L’Etat de Siège, mise en scène Charlotte Rondelez, au Théâtre de Poche.
L’Etat de siège est d’abord l’histoire d’un échec, colossal. Albert Camus en rend compte lui-même dans une lettre du 15 janvier 1949 : « L’insuccès a été total. La critique, à deux ou trois exceptions près, a été féroce – des feuilletons-fleuve qui n’ont rien épargné et qui ont arrêté immédiatement la location. La pièce vient de quitter l’affiche après 23 représentations, qui se déroulaient d’ailleurs dans une curieuse atmosphère de meeting. Mais quoi qu’il en soit, c’est un four ». Pourtant, le soir de la première, le 17 octobre 1948 au théâtre Marigny, tout est réuni : décors et costumes de Balthus, musique d’Arthur Honegger, mise en scène de Jean-Louis Barrault et distribution de choc : Madeleine Renaud, Pierre Brasseur, Maria Casarès, Jean Desailly, Simone Valère, Éléonore Hirt, Marie Hélène Dasté, et même Marcel Marceau !

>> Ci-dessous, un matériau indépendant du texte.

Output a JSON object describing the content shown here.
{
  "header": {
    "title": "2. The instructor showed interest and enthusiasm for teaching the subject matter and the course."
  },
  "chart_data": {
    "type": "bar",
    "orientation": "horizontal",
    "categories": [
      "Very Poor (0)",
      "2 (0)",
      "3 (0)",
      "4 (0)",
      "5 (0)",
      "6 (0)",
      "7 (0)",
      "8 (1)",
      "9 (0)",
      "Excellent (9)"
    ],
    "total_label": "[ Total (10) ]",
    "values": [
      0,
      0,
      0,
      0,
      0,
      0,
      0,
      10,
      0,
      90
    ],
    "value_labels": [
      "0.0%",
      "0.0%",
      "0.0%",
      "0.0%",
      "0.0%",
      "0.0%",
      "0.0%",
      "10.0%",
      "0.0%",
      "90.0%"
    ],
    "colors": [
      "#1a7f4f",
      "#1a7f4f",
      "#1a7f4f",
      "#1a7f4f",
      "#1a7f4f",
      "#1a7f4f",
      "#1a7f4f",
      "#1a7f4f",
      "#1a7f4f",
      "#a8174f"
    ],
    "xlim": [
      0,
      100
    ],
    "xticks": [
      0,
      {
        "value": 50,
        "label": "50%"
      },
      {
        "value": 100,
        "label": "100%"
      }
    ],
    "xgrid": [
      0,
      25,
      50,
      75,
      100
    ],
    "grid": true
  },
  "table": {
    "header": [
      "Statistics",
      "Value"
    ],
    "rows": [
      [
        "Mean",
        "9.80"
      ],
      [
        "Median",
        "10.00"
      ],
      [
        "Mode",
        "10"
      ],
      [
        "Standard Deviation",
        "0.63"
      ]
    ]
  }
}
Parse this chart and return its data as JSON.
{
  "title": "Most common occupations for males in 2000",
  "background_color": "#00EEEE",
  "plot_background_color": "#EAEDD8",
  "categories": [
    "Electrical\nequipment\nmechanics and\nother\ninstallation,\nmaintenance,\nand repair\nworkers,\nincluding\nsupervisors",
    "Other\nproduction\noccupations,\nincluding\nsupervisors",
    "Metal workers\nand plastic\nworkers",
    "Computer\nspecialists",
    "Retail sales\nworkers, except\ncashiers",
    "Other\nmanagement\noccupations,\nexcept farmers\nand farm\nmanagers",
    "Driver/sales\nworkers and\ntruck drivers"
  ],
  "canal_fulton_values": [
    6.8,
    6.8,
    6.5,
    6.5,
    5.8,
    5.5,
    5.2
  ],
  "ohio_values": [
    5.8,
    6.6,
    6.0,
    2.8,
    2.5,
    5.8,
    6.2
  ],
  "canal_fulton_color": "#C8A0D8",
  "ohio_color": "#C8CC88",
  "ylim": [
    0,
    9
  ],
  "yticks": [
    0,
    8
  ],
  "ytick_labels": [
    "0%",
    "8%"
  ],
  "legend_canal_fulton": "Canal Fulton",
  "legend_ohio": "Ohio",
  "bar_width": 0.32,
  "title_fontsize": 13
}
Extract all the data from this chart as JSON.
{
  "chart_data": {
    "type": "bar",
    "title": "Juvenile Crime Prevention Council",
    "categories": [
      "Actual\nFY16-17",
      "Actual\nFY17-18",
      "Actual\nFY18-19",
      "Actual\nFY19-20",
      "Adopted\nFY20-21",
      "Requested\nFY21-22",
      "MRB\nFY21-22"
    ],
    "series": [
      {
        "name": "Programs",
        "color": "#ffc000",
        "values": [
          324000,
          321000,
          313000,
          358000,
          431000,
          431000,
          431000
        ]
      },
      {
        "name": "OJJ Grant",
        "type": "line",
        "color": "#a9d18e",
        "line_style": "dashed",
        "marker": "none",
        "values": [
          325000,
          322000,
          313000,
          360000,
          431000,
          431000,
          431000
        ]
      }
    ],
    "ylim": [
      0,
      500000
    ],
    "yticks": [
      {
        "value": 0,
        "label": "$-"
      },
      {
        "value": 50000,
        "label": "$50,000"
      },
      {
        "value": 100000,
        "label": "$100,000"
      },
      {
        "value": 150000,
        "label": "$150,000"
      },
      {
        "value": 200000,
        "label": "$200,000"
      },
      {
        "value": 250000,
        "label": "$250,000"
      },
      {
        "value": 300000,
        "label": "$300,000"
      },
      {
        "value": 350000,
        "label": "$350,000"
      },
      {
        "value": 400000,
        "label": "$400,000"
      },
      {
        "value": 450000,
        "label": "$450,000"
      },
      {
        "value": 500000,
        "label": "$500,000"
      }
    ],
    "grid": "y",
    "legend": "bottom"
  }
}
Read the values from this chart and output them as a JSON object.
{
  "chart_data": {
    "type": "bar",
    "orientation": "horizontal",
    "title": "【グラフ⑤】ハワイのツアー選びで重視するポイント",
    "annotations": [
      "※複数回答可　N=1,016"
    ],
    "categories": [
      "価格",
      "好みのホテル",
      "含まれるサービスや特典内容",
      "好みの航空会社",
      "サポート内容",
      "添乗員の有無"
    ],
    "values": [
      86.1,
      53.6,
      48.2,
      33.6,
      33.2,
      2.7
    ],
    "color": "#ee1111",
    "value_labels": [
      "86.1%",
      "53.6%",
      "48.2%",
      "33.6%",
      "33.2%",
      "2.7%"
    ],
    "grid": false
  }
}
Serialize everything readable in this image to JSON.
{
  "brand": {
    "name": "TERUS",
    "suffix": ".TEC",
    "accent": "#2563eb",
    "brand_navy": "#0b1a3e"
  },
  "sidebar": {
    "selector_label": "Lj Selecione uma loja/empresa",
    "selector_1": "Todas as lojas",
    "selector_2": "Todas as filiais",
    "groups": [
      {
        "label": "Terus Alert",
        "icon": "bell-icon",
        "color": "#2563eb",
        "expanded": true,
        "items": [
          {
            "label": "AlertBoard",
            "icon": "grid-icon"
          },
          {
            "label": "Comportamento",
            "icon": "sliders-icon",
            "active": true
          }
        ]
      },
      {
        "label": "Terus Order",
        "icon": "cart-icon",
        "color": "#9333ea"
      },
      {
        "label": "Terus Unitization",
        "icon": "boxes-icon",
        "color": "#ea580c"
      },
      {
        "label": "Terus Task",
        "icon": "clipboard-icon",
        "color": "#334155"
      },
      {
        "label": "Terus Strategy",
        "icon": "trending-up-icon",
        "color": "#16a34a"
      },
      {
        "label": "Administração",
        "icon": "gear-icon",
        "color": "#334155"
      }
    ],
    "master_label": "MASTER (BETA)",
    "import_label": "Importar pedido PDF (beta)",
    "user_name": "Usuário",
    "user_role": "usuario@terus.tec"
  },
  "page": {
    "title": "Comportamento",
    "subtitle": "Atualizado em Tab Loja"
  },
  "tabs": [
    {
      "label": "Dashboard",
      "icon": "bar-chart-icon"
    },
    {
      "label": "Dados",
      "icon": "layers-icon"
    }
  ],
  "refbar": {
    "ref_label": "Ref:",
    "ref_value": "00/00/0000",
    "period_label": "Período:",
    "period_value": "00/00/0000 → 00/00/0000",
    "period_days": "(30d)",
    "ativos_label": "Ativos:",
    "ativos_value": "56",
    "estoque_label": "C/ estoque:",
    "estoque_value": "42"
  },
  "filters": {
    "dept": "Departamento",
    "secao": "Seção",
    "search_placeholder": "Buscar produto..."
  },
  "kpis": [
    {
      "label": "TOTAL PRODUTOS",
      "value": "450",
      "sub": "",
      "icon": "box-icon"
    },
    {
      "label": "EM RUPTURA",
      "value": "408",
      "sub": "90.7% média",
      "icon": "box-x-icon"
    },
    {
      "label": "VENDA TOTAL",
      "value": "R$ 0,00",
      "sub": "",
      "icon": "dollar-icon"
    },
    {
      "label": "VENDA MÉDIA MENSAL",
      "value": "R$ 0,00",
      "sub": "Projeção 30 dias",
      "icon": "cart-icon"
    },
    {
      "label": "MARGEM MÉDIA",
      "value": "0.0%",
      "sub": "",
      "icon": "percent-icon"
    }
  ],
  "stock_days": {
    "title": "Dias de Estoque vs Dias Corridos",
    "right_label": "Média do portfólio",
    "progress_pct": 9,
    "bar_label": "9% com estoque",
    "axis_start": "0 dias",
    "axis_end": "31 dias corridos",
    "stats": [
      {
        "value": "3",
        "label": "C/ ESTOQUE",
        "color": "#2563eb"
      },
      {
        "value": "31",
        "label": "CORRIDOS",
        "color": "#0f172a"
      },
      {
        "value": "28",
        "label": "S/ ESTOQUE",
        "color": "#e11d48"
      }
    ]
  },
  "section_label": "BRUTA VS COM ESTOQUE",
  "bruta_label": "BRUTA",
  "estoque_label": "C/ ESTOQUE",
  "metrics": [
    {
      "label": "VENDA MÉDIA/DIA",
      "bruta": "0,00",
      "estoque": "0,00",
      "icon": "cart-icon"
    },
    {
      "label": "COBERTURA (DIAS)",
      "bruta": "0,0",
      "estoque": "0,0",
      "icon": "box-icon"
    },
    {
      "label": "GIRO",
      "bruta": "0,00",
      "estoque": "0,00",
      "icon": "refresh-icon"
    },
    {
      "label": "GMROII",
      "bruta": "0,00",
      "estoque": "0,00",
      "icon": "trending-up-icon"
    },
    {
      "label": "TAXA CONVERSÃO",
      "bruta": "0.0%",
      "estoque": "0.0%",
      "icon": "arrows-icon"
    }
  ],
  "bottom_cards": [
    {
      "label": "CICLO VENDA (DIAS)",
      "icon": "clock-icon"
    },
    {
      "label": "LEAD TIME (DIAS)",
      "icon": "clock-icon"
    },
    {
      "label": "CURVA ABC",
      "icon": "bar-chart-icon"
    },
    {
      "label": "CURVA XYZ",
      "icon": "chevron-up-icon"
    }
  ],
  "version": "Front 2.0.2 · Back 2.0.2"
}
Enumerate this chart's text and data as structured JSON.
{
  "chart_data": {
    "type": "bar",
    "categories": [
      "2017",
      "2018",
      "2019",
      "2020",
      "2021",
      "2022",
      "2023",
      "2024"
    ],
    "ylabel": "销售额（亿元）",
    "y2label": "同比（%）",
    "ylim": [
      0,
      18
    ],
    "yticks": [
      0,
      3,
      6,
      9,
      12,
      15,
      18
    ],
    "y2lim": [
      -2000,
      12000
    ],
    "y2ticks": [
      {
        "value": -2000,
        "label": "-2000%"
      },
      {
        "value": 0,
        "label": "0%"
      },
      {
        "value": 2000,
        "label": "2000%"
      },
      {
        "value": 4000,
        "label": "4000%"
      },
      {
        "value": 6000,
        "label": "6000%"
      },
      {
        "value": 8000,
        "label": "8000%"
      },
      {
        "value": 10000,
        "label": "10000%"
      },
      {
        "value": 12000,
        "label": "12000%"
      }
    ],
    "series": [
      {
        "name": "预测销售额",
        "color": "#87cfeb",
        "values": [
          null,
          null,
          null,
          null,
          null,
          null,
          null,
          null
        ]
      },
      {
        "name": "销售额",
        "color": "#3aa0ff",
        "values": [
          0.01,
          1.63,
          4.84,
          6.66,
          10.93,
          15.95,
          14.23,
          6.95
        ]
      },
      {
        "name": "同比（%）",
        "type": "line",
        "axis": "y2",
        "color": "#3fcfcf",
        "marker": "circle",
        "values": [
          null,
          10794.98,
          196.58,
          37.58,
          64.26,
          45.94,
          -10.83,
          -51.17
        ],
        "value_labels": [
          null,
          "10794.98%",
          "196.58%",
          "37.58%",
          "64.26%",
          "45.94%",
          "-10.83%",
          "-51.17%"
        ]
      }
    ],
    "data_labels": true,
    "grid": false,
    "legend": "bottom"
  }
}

Barrault, Casarès, Camus: quel trio!
Barrault, depuis longtemps, souhaitait monter une pièce sur la peste, notamment pour incarner les thèses d’Antonin Artaud. Il songe dès 1941 au Journal de l’année de la peste, de Daniel de Foe, avant de se tourner vers Camus, dont il a appris qu’il travaillait sur ce thème. Les deux hommes construisent ensemble la pièce, Camus semble un dialoguiste au service des idées de Barrault. Albert Camus réfléchit à un titre, il hésite : « Le fléau », « Le vent se lève », « L’amour de vivre ». Jean-Louis Barrault lui apporte ceux qu’il envisageait pour l’adaptation scénique du Journal de l’année de la peste : « La tragédie purifiante », « Le mal des ardents », « La tragédie de la peste », « Le Mal ». Ensemble, ils envisagent : « Les uns et les autres », « Le bagne de Cadix », « Les grands inquisiteurs », « L’Inquisition ». L’État de siège est sans nul doute le meilleur titre, celui qui nous parle le plus aujourd’hui, entre attaques de Daesh et vagues pandémiques.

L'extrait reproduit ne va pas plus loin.